After someone has died, executors often start by looking on the internet for information on how to obtain probate and administer an estate themselves. But is this really a good idea?
Until 2007, when the first of a married couple died, they had to use their inheritance tax-free allowance (currently £325,000), known as a nil rate band (“NRB”) at the time of that first death – or lose the allowance altogether. Therefore wills usually included a trust, known as a “nil rate band discretionary will trust”.
In 2007 the inheritance tax rules changed
In 2007 the inheritance tax rules changed, and now if the first of a married couple passes their entire estate to the surviving spouse, then on the second death their executors can claim both their own NRB and that of the first person to die.
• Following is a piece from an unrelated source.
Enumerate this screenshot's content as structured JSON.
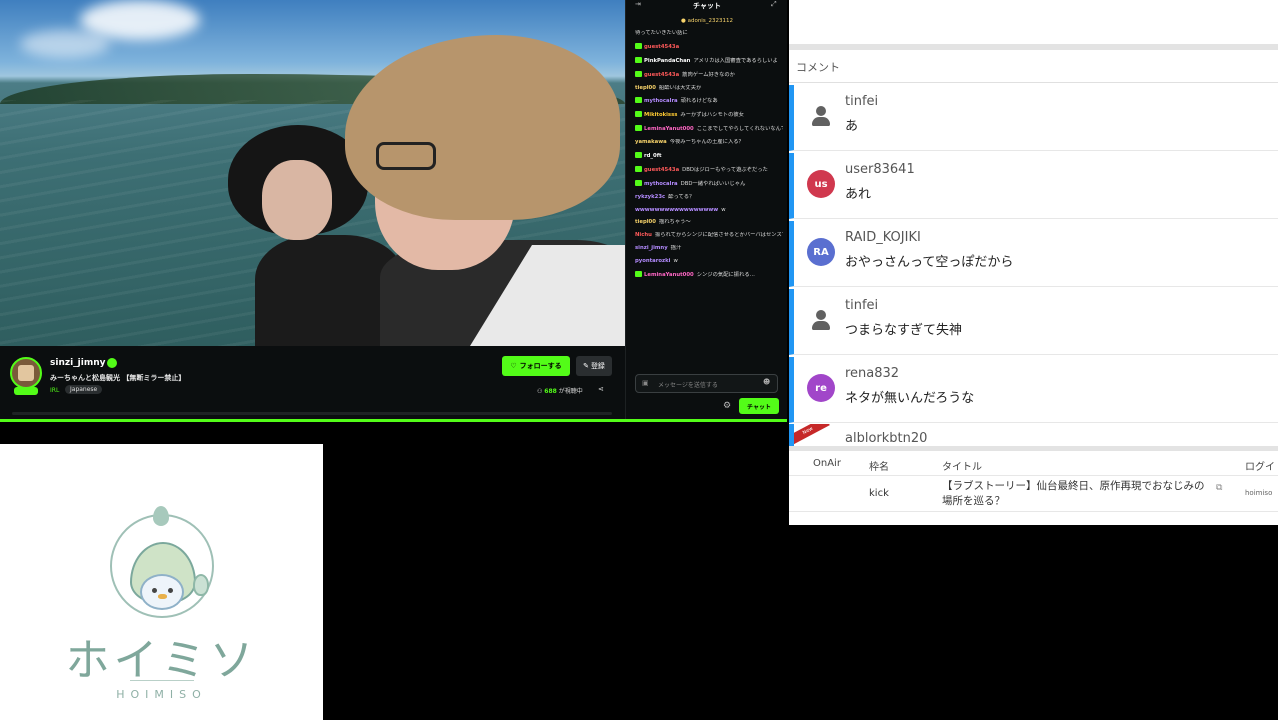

But not everyone updated their wills and so many wills still have the nil rate band discretionary will trusts in them. The inheritance tax rules in place today say that if the will trust is not closed down and wound up by a formal deed within two years from the date of death, then the trust comes in to existence, the NRB amount from the estate is used in this trust and cannot be claimed on the second death. Also, a discretionary trust is subject to inheritance tax every 10 years and so if it is not formally wound up, the executors can be liable to pay this inheritance tax with no assets to pay it with.
If you are acting as an executor of a will with these sorts of provisions in it, you should think about meeting with a legal professional to see if you might need help in dealing with the trust correctly.